A discrepancy between the first and third -third reference results for OPENAI’s O3 AI AI is Raising questions about the transparency of the company and model test practices.
When OpenAI presented O3 in DecemberThe company said the model could answer just over a quarter of questions about FrontierMath, a challenging set of mathematical problems. This score exploded competition: the best model best managed to respond only about 2% of FrontyerMath’s problems correctly.
“Today, all offers have less than 2% [on FrontierMath]”, Mark Chen, Openai Research Director, He said during a live broadcast. “We are seeing [internally]With O3 in the aggressive configuration of the test time test, we can exceed 25%. “
It turns out that this figure was probably an upper limit, achieved by an O3 version with more computing behind it than the OpenAI model released publicly last week.
Epoch AI, the Research Institute behind FrontierMath, published the results of its independent reference tests of O3 on Friday. Epoch discovered that O3 obtained around 10%, well below the highest claim of OpenAi.
Operai has launched O3, its highly anticipated reasoning model, along with O4-mini, a cheapest and most cheaper model that is successful O3-mini.
We evaluate the new models in our math and science reference points set. Wire results! pic.twitter.com/5gbtzkey1b
– Epoch AI (@Epochaireeesearch) April 18, 2025
That does not mean that it lied, per se. The reference results published by the company in December shows a lower score that coincides with the time of observed score. Epoch also pointed out that his test configuration probably differs from OpenAI, and that he used an updated version of FrontierMath for his evaluations.

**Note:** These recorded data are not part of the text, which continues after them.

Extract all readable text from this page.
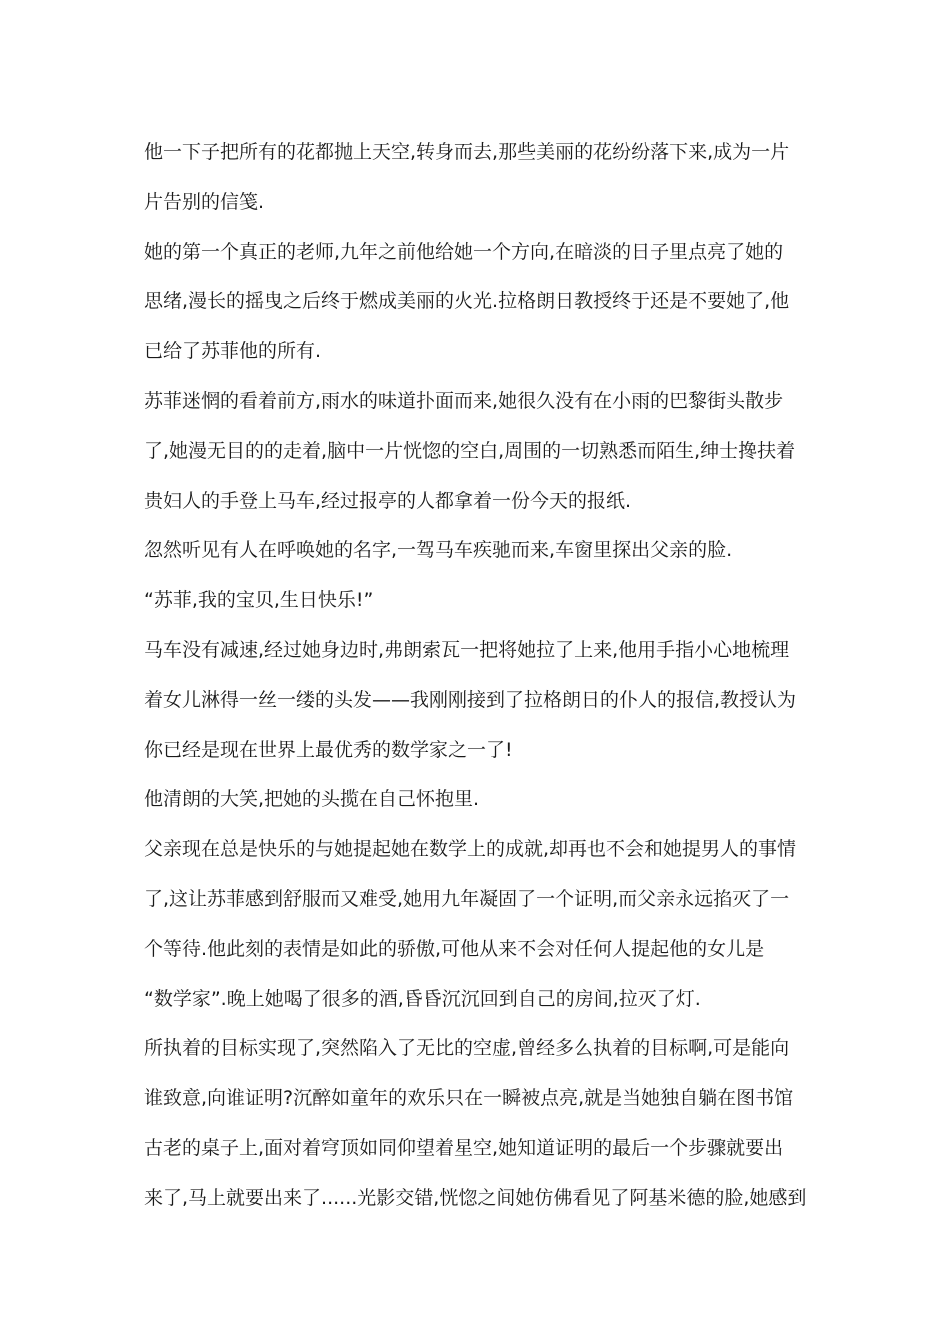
他一下子把所有的花都抛上天空,转身而去,那些美丽的花纷纷落下来,成为一片
片告别的信笺.
她的第一个真正的老师,九年之前他给她一个方向,在暗淡的日子里点亮了她的
思绪,漫长的摇曳之后终于燃成美丽的火光.拉格朗日教授终于还是不要她了,他
已给了苏菲他的所有.
苏菲迷惘的看着前方,雨水的味道扑面而来,她很久没有在小雨的巴黎街头散步
了,她漫无目的的走着,脑中一片恍惚的空白,周围的一切熟悉而陌生,绅士搀扶着
贵妇人的手登上马车,经过报亭的人都拿着一份今天的报纸.
忽然听见有人在呼唤她的名字,一驾马车疾驰而来,车窗里探出父亲的脸.
“苏菲,我的宝贝,生日快乐!”
马车没有减速,经过她身边时,弗朗索瓦一把将她拉了上来,他用手指小心地梳理
着女儿淋得一丝一缕的头发——我刚刚接到了拉格朗日的仆人的报信,教授认为
你已经是现在世界上最优秀的数学家之一了!
他清朗的大笑,把她的头揽在自己怀抱里.
父亲现在总是快乐的与她提起她在数学上的成就,却再也不会和她提男人的事情
了,这让苏菲感到舒服而又难受,她用九年凝固了一个证明,而父亲永远掐灭了一
个等待.他此刻的表情是如此的骄傲,可他从来不会对任何人提起他的女儿是
“数学家”.晚上她喝了很多的酒,昏昏沉沉回到自己的房间,拉灭了灯.
所执着的目标实现了,突然陷入了无比的空虚,曾经多么执着的目标啊,可是能向
谁致意,向谁证明?沉醉如童年的欢乐只在一瞬被点亮,就是当她独自躺在图书馆
古老的桌子上,面对着穹顶如同仰望着星空,她知道证明的最后一个步骤就要出
来了,马上就要出来了......光影交错,恍惚之间她仿佛看见了阿基米德的脸,她感到
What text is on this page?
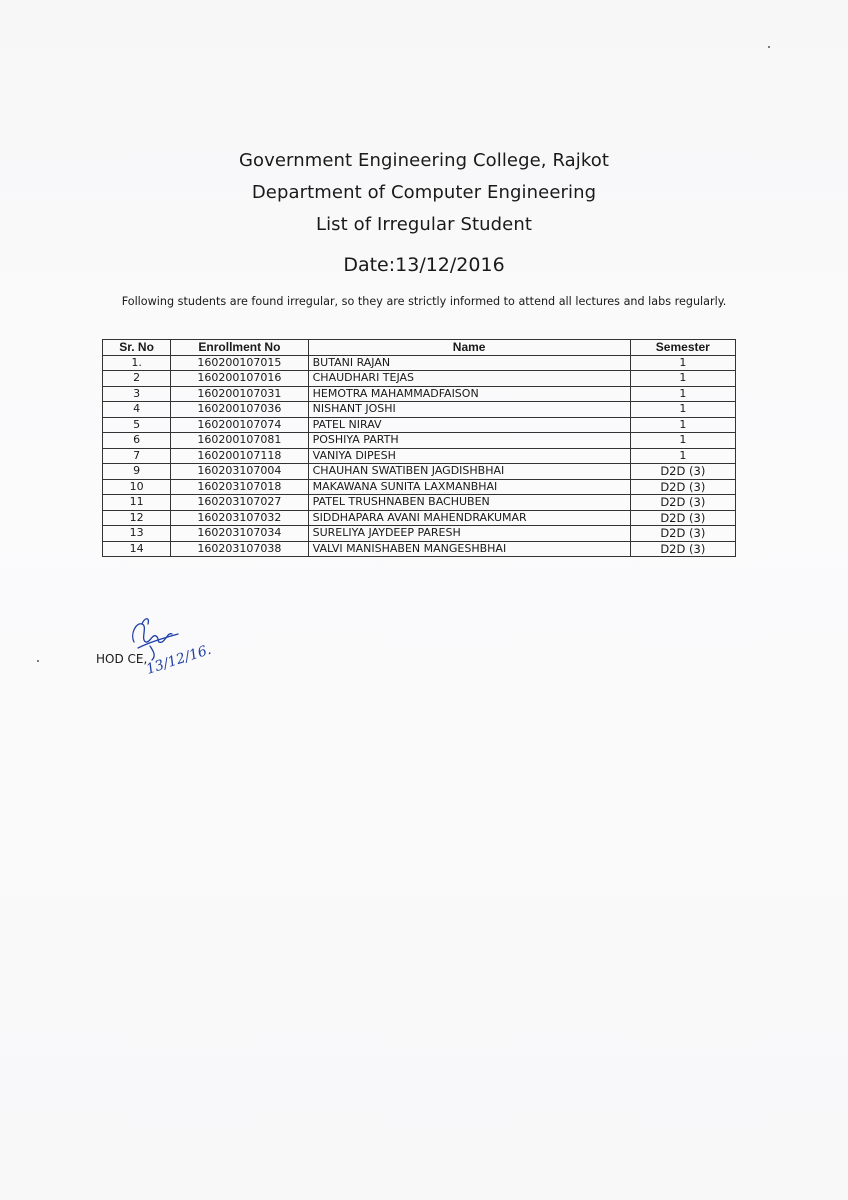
Government Engineering College, Rajkot
Department of Computer Engineering
List of Irregular Student
Date:13/12/2016
Following students are found irregular, so they are strictly informed to attend all lectures and labs regularly.
Sr. No	Enrollment No	Name	Semester
1.	160200107015	BUTANI RAJAN	1
2	160200107016	CHAUDHARI TEJAS	1
3	160200107031	HEMOTRA MAHAMMADFAISON	1
4	160200107036	NISHANT JOSHI	1
5	160200107074	PATEL NIRAV	1
6	160200107081	POSHIYA PARTH	1
7	160200107118	VANIYA DIPESH	1
9	160203107004	CHAUHAN SWATIBEN JAGDISHBHAI	D2D (3)
10	160203107018	MAKAWANA SUNITA LAXMANBHAI	D2D (3)
11	160203107027	PATEL TRUSHNABEN BACHUBEN	D2D (3)
12	160203107032	SIDDHAPARA AVANI MAHENDRAKUMAR	D2D (3)
13	160203107034	SURELIYA JAYDEEP PARESH	D2D (3)
14	160203107038	VALVI MANISHABEN MANGESHBHAI	D2D (3)
HOD CE,
13/12/16.
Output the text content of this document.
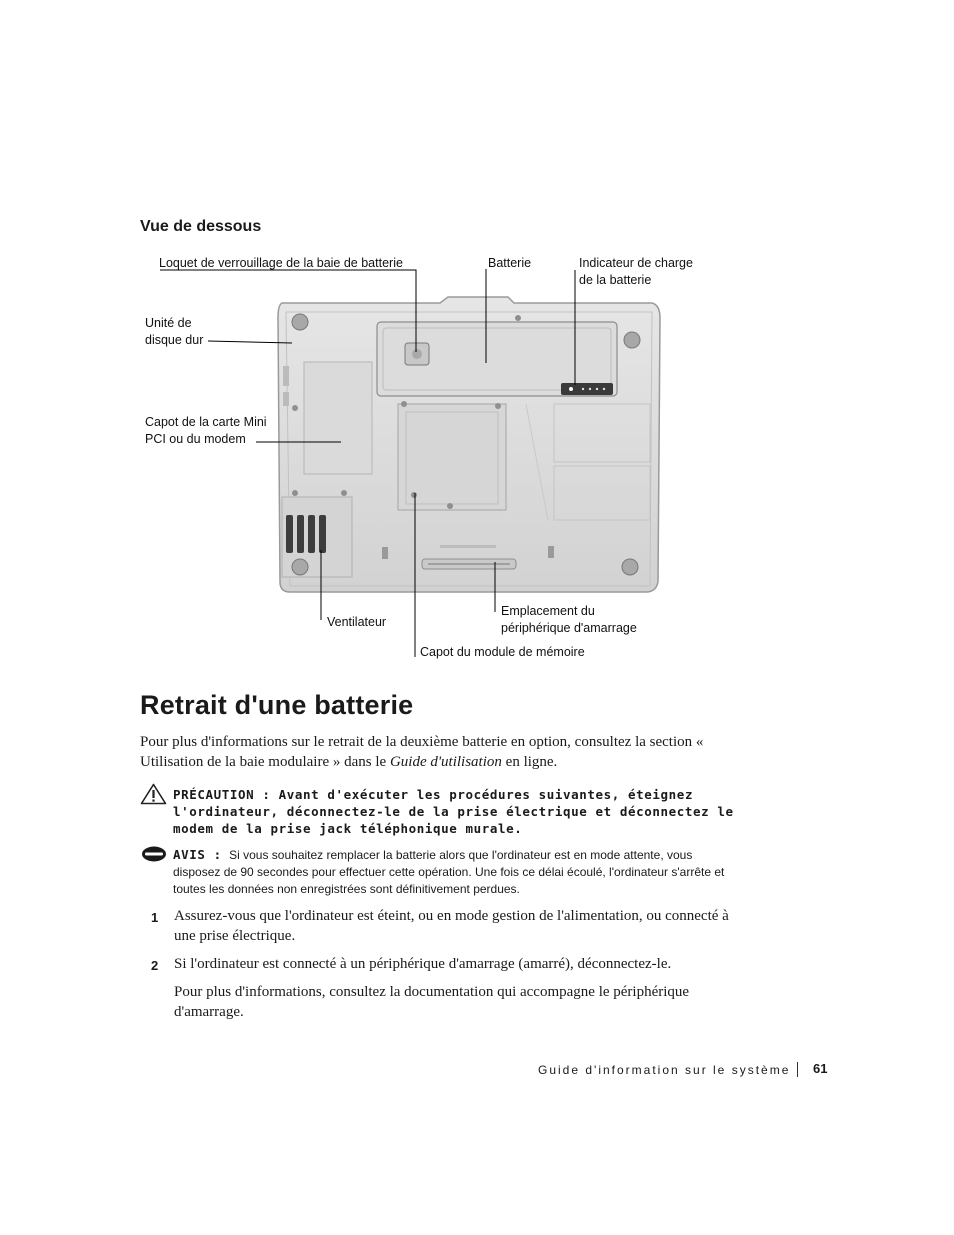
Vue de dessous
Loquet de verrouillage de la baie de batterie	Batterie	Indicateur de charge
de la batterie
Unité de
disque dur
Capot de la carte Mini
PCI ou du modem
Ventilateur
Emplacement du
périphérique d'amarrage
Capot du module de mémoire
Retrait d'une batterie
Pour plus d'informations sur le retrait de la deuxième batterie en option, consultez la section « Utilisation de la baie modulaire » dans le Guide d'utilisation en ligne.
PRÉCAUTION : Avant d'exécuter les procédures suivantes, éteignez l'ordinateur, déconnectez-le de la prise électrique et déconnectez le modem de la prise jack téléphonique murale.
AVIS : Si vous souhaitez remplacer la batterie alors que l'ordinateur est en mode attente, vous disposez de 90 secondes pour effectuer cette opération. Une fois ce délai écoulé, l'ordinateur s'arrête et toutes les données non enregistrées sont définitivement perdues.
1 Assurez-vous que l'ordinateur est éteint, ou en mode gestion de l'alimentation, ou connecté à une prise électrique.
2 Si l'ordinateur est connecté à un périphérique d'amarrage (amarré), déconnectez-le.
Pour plus d'informations, consultez la documentation qui accompagne le périphérique d'amarrage.
Guide d'information sur le système 61
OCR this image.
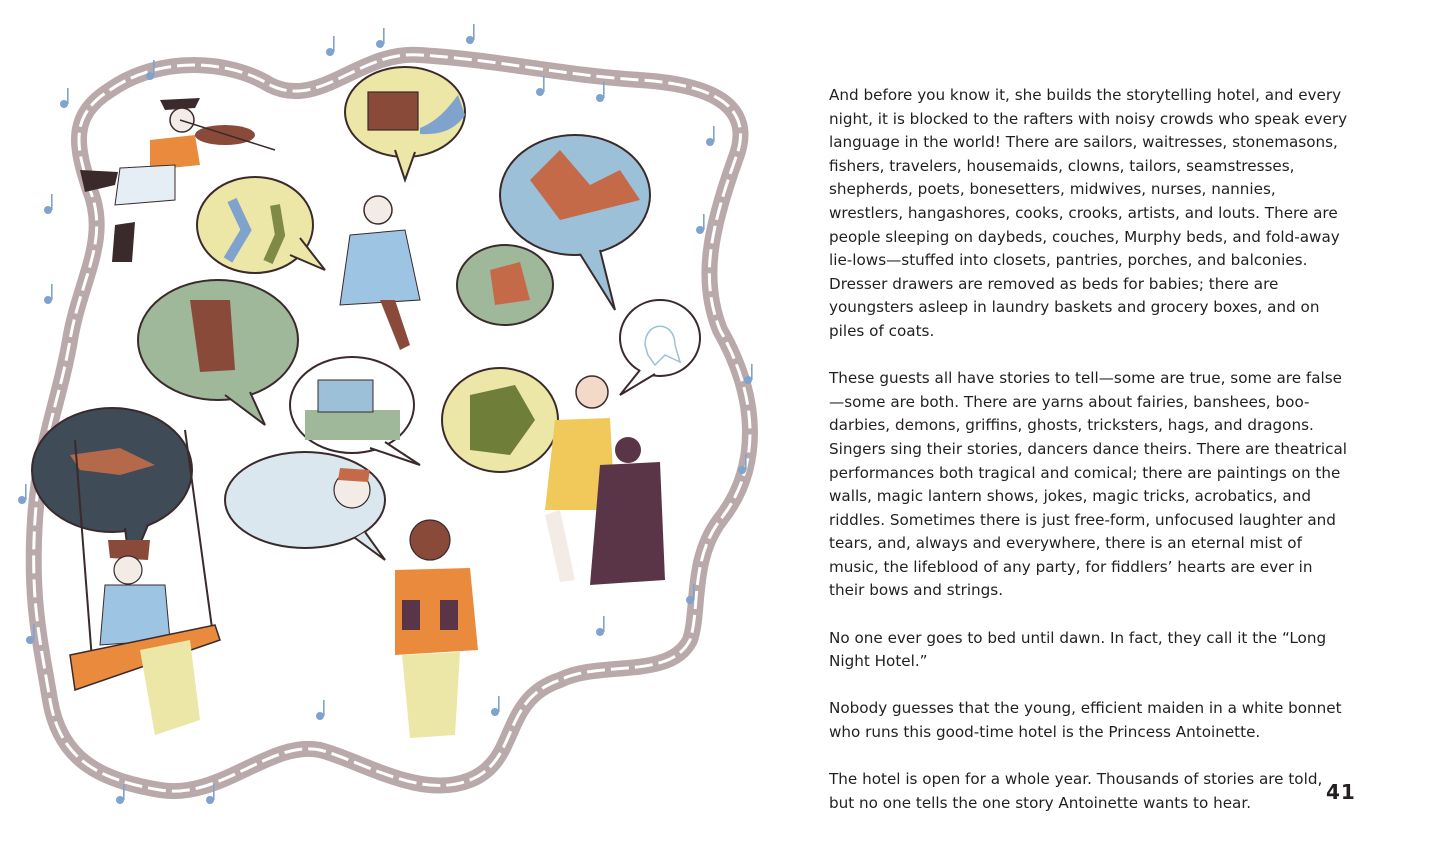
And before you know it, she builds the storytelling hotel, and every night, it is blocked to the rafters with noisy crowds who speak every language in the world! There are sailors, waitresses, stonemasons, fishers, travelers, housemaids, clowns, tailors, seamstresses, shepherds, poets, bonesetters, midwives, nurses, nannies, wrestlers, hangashores, cooks, crooks, artists, and louts. There are people sleeping on daybeds, couches, Murphy beds, and fold-away lie-lows—stuffed into closets, pantries, porches, and balconies. Dresser drawers are removed as beds for babies; there are youngsters asleep in laundry baskets and grocery boxes, and on piles of coats.

These guests all have stories to tell—some are true, some are false—some are both. There are yarns about fairies, banshees, boo-darbies, demons, griffins, ghosts, tricksters, hags, and dragons. Singers sing their stories, dancers dance theirs. There are theatrical performances both tragical and comical; there are paintings on the walls, magic lantern shows, jokes, magic tricks, acrobatics, and riddles. Sometimes there is just free-form, unfocused laughter and tears, and, always and everywhere, there is an eternal mist of music, the lifeblood of any party, for fiddlers’ hearts are ever in their bows and strings.

No one ever goes to bed until dawn. In fact, they call it the “Long Night Hotel.”

Nobody guesses that the young, efficient maiden in a white bonnet who runs this good-time hotel is the Princess Antoinette.

The hotel is open for a whole year. Thousands of stories are told, but no one tells the one story Antoinette wants to hear.	41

“The difference between our results and Openai’s could be due to Openai’s evaluation with a more powerful internal scaffolding, using more trial time [computing]or because these results were executed in a different subset of FrontierMath (the 180 problems in FrontierMath-2024-11-26 compared to the 290 problems in Frontiermath-2025-02-28-Private) “. wrote Time.
According to an X publication From the Arc Prize Foundation, an organization that tested a prior version of the release of O3, the public model of O3 “is a different model […] Tune in for the use of chat/product “, the report of the corroborating era.
“All levels of O3 computing are launched are smaller than the version than [benchmarked]”, Wrote the Arc Award. In general terms, you can expect the largest computation levels to achieve better reference scores.
The new O3 test in ARC-AGI-1 will take one or two days. Because today’s launch is a materially different system, we are relaxing our results from the past informed as “preview”:
O3-Preview (bass): 75.7%, $ 200/task
O3-Preview (High): 87.5%, $ 34.4k/taskUpon the price o1 pro …
– Mike Knoop (@Mikeknoop) April 16, 2025
Wenda Zhou, member of the technical staff. He said during a live broadcast last week that the O3 in production is “more optimized for real world use cases” and the speed versus the O3 version demonstrated in December. As a result, it can exhibit “disparities,” he added.
“[W]We have done [optimizations] To do the [model] More profitable [and] More useful in general, “Zhou said.” We still hope that we still think that this is a much better model […] You will not have to wait so long when you request an answer, which is something real with these [types of] models “.
According to O3’s public launch, it does not reach OpenAi’s promises is a point of discussion, since the company O3-mini-high-mini of the company exceed O3 in FrontierMath, and Openai plans to debut a more powerful O3 variant, O3-PRO, in the coming weeks.
However, it is another reminder that the reference points of AI are better not taken to the letter, particularly when the source is a company with services to sell.
The comparative evaluation of “controversies” is becoming a common fact in the AI industry as suppliers run to capture the headlines and the mentality with new models.
In January, Epoch was criticized To wait to reveal OpenAi funds until after the company announced O3. Many academics who contributed to FrontierMath were not informed of OpenAi’s participation until it became public.
More recently, Xai de Elon Musk was accused to publish deceptive reference graphics for your latest AI model, Grok 3. Only this month, goal admitted to promoting reference scores for a version of a model that differed from which the company made available to developers.
Updated 4:21 PM Pacific: added comments of Wenda Zhou, member of the technical staff of Operai, of a live broadcast last week.